My uncle shifts from one foot to another. At six foot two, he wears his age and height well. Slightly older than my mom, his hair is closely cropped and predominantly dark brown, with just a smattering of grey at the temples, eyes the colour of blue steel. He’s still a handsome man. I’d grown very close to Uncle Dave after my father died of a heart attack two years after we arrived in New Zealand. Aside from Mom, I had been fortunate to have Danny, Sarah, and Uncle Dave for support.
Those steely eyes of his were levelled with mine now.
“Honey, it’s one of the medics who treated you after the quake. He has something for you. I think you should come downstairs and see him.”

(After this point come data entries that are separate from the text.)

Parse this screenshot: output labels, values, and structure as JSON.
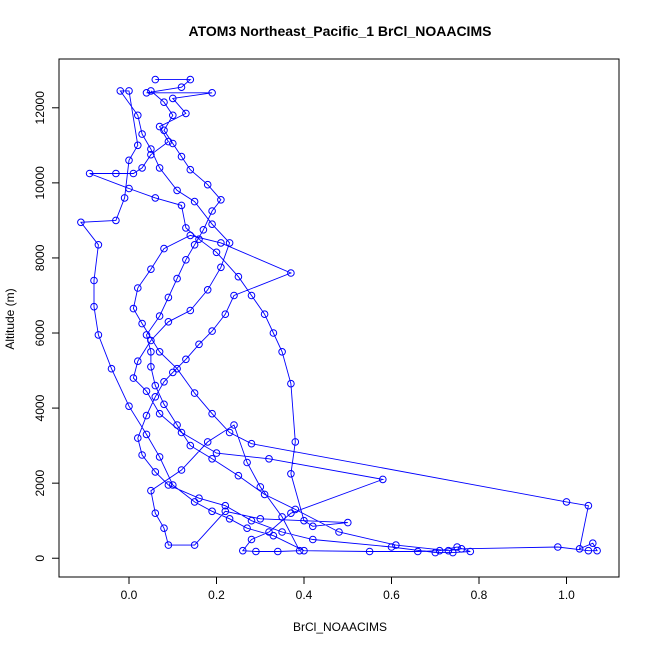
{
  "chart_data": {
    "type": "line",
    "title": "ATOM3 Northeast_Pacific_1 BrCl_NOAACIMS",
    "xlabel": "BrCl_NOAACIMS",
    "ylabel": "Altitude (m)",
    "xlim": [
      -0.16,
      1.12
    ],
    "ylim": [
      -500,
      13300
    ],
    "x_ticks": [
      0.0,
      0.2,
      0.4,
      0.6,
      0.8,
      1.0
    ],
    "x_tick_labels": [
      "0.0",
      "0.2",
      "0.4",
      "0.6",
      "0.8",
      "1.0"
    ],
    "y_ticks": [
      0,
      2000,
      4000,
      6000,
      8000,
      10000,
      12000
    ],
    "y_tick_labels": [
      "0",
      "2000",
      "4000",
      "6000",
      "8000",
      "10000",
      "12000"
    ],
    "grid": false,
    "series": [
      {
        "color": "#0000ff",
        "marker": "open-circle",
        "points": [
          [
            0.06,
            12750
          ],
          [
            0.14,
            12750
          ],
          [
            0.12,
            12550
          ],
          [
            0.04,
            12400
          ],
          [
            0.19,
            12400
          ],
          [
            0.1,
            12250
          ],
          [
            0.13,
            11850
          ],
          [
            0.07,
            11500
          ],
          [
            0.09,
            11100
          ],
          [
            0.05,
            10750
          ],
          [
            0.03,
            10400
          ],
          [
            0.01,
            10250
          ],
          [
            -0.03,
            10250
          ],
          [
            -0.09,
            10250
          ],
          [
            0.0,
            9850
          ],
          [
            0.06,
            9600
          ],
          [
            0.12,
            9400
          ],
          [
            0.13,
            8800
          ],
          [
            0.16,
            8500
          ],
          [
            0.2,
            8150
          ],
          [
            0.25,
            7500
          ],
          [
            0.28,
            7000
          ],
          [
            0.31,
            6500
          ],
          [
            0.33,
            6000
          ],
          [
            0.35,
            5500
          ],
          [
            0.37,
            4650
          ],
          [
            0.38,
            3100
          ],
          [
            0.37,
            2250
          ],
          [
            0.4,
            1000
          ],
          [
            0.42,
            850
          ],
          [
            0.5,
            950
          ],
          [
            0.3,
            1050
          ],
          [
            0.22,
            1250
          ],
          [
            0.15,
            350
          ],
          [
            0.09,
            350
          ],
          [
            0.08,
            800
          ],
          [
            0.06,
            1200
          ],
          [
            0.05,
            1800
          ],
          [
            0.12,
            2350
          ],
          [
            0.18,
            3100
          ],
          [
            0.24,
            3550
          ],
          [
            0.27,
            2550
          ],
          [
            0.3,
            1900
          ],
          [
            0.35,
            1100
          ],
          [
            0.39,
            200
          ],
          [
            0.34,
            180
          ],
          [
            0.29,
            180
          ],
          [
            0.26,
            200
          ],
          [
            0.28,
            500
          ],
          [
            0.32,
            700
          ],
          [
            0.37,
            1200
          ],
          [
            0.58,
            2100
          ],
          [
            0.32,
            2650
          ],
          [
            0.2,
            2800
          ],
          [
            0.12,
            3350
          ],
          [
            0.07,
            3850
          ],
          [
            0.04,
            4450
          ],
          [
            0.01,
            4800
          ],
          [
            0.02,
            5250
          ],
          [
            0.05,
            5800
          ],
          [
            0.09,
            6300
          ],
          [
            0.14,
            6600
          ],
          [
            0.18,
            7150
          ],
          [
            0.21,
            7750
          ],
          [
            0.23,
            8400
          ],
          [
            0.19,
            8900
          ],
          [
            0.15,
            9500
          ],
          [
            0.11,
            9800
          ],
          [
            0.07,
            10400
          ],
          [
            0.05,
            10900
          ],
          [
            0.03,
            11300
          ],
          [
            0.02,
            11800
          ],
          [
            -0.02,
            12450
          ],
          [
            0.0,
            12450
          ],
          [
            0.02,
            11000
          ],
          [
            0.0,
            10600
          ],
          [
            -0.01,
            9600
          ],
          [
            -0.03,
            9000
          ],
          [
            -0.11,
            8950
          ],
          [
            -0.07,
            8350
          ],
          [
            -0.08,
            7400
          ],
          [
            -0.08,
            6700
          ],
          [
            -0.07,
            5950
          ],
          [
            -0.04,
            5050
          ],
          [
            0.0,
            4050
          ],
          [
            0.04,
            3300
          ],
          [
            0.07,
            2700
          ],
          [
            0.1,
            1950
          ],
          [
            0.15,
            1500
          ],
          [
            0.19,
            1250
          ],
          [
            0.23,
            1050
          ],
          [
            0.27,
            800
          ],
          [
            0.33,
            600
          ],
          [
            0.4,
            200
          ],
          [
            0.55,
            180
          ],
          [
            0.66,
            180
          ],
          [
            0.71,
            200
          ],
          [
            0.75,
            300
          ],
          [
            0.78,
            180
          ],
          [
            0.74,
            150
          ],
          [
            0.7,
            150
          ],
          [
            0.6,
            300
          ],
          [
            0.42,
            500
          ],
          [
            0.35,
            700
          ],
          [
            0.28,
            1000
          ],
          [
            0.22,
            1400
          ],
          [
            0.16,
            1600
          ],
          [
            0.09,
            1950
          ],
          [
            0.06,
            2300
          ],
          [
            0.03,
            2750
          ],
          [
            0.02,
            3200
          ],
          [
            0.04,
            3800
          ],
          [
            0.06,
            4300
          ],
          [
            0.08,
            4700
          ],
          [
            0.1,
            4950
          ],
          [
            0.13,
            5300
          ],
          [
            0.16,
            5700
          ],
          [
            0.19,
            6050
          ],
          [
            0.22,
            6500
          ],
          [
            0.24,
            7000
          ],
          [
            0.37,
            7600
          ],
          [
            0.21,
            8400
          ],
          [
            0.14,
            8600
          ],
          [
            0.08,
            8250
          ],
          [
            0.05,
            7700
          ],
          [
            0.02,
            7200
          ],
          [
            0.01,
            6650
          ],
          [
            0.03,
            6250
          ],
          [
            0.07,
            5500
          ],
          [
            0.11,
            5050
          ],
          [
            0.15,
            4400
          ],
          [
            0.19,
            3850
          ],
          [
            0.23,
            3350
          ],
          [
            0.28,
            3050
          ],
          [
            1.0,
            1500
          ],
          [
            1.05,
            1400
          ],
          [
            1.03,
            250
          ],
          [
            1.06,
            400
          ],
          [
            1.07,
            200
          ],
          [
            1.05,
            200
          ],
          [
            0.98,
            300
          ],
          [
            0.76,
            250
          ],
          [
            0.73,
            200
          ],
          [
            0.61,
            350
          ],
          [
            0.48,
            700
          ],
          [
            0.38,
            1300
          ],
          [
            0.31,
            1700
          ],
          [
            0.25,
            2200
          ],
          [
            0.19,
            2650
          ],
          [
            0.14,
            3000
          ],
          [
            0.11,
            3550
          ],
          [
            0.08,
            4100
          ],
          [
            0.06,
            4600
          ],
          [
            0.05,
            5100
          ],
          [
            0.05,
            5500
          ],
          [
            0.04,
            5950
          ],
          [
            0.07,
            6450
          ],
          [
            0.09,
            6950
          ],
          [
            0.11,
            7450
          ],
          [
            0.13,
            7950
          ],
          [
            0.15,
            8350
          ],
          [
            0.17,
            8750
          ],
          [
            0.19,
            9250
          ],
          [
            0.21,
            9550
          ],
          [
            0.18,
            9950
          ],
          [
            0.14,
            10350
          ],
          [
            0.12,
            10700
          ],
          [
            0.1,
            11050
          ],
          [
            0.08,
            11400
          ],
          [
            0.1,
            11800
          ],
          [
            0.08,
            12150
          ],
          [
            0.05,
            12450
          ]
        ]
      }
    ]
  }
}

My stomach churns and there’s an ache in the back of my throat, as I slowly make my way down the stairs. A pair of black shoes comes into view as I descend the second flight on unsteady legs. My eyes sweep over the medic uniform and a violent
flash of memories assault me. I look into the same pair of mossy-green eyes that were my only beacon of salvation just a few days ago.
“Hi, Katrina. It’s, uh, good to see you on your feet again. I’m Matt, not sure if you’d remember me. I’m the medic who attended to you on Tuesday. I’ve got something that belonged to your boyfriend. I’m really sorry for your loss.”

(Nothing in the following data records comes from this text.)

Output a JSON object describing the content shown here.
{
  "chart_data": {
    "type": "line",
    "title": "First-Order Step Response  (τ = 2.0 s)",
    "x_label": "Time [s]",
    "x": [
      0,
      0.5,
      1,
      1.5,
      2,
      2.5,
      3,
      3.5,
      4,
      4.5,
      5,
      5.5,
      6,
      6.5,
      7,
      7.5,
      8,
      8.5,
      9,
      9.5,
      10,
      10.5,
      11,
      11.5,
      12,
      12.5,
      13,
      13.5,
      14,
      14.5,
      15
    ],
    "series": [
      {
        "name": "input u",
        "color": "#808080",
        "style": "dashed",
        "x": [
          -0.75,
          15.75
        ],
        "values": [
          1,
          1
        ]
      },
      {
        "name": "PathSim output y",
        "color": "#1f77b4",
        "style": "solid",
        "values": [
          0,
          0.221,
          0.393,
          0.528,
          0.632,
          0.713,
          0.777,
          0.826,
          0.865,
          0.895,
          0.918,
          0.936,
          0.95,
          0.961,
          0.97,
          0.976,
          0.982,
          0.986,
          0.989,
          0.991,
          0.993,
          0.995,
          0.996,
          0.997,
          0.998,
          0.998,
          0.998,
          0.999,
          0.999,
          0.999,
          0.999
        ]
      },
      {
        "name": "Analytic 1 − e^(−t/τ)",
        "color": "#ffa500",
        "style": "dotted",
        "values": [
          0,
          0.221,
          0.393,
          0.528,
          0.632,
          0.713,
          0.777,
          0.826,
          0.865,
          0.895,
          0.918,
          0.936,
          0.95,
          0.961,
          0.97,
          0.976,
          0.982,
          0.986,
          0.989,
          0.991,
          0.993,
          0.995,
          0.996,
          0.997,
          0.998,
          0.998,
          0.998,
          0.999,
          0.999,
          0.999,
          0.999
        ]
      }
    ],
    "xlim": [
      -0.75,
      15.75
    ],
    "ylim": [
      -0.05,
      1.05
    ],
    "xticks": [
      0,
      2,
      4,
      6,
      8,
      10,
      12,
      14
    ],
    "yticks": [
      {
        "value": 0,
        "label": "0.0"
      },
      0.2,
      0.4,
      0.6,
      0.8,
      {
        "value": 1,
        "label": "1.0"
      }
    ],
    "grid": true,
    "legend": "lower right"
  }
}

He holds a folded brown envelope out to me, offering a tight smile that hasn’t reached his eyes.
Getting my hands on that envelope is enough to propel my feet forward. Feeling Mom and Uncle Dave’s eyes on me, I have difficulty breathing as the envelope passes between us. I know what’s inside. Rubbing my trembling fingers over the indentations of Danny’s anniversary ring, my throat tightens as a pang of grief cuts through me. Unshed tears sear the back of my eyes. I embrace Matt awkwardly with my uninjured arm.
“I do remember you, Matt...t-thank you so much, this m-means so much to me.”
He gives me a gentle squeeze before pulling back.
“Least I could do, Katrina. Our team is part of the recov— uh, rescue operation, and getting this to you was my priority.”
Mom steps up to me, slipping her arm around my waist.
“It’s his ring, Mom. Danny’s anniversary gift,” I say, clenching the envelope in a white-knuckle grip. She brings her hand up to her mouth, her chin quivering.
“Oh, honey.”
“Yes, thank you so much for stopping by to give this to our Kate. Can we offer you a cup of coffee, Matt?” Uncle Dave asks.
“Thank you, but no. I must be heading back to base.”
“Yes, of course. I can only imagine what you men are dealing with out there.”
Still looking uncomfortable, Matt runs a hand over the spikes of his sandy brown hair.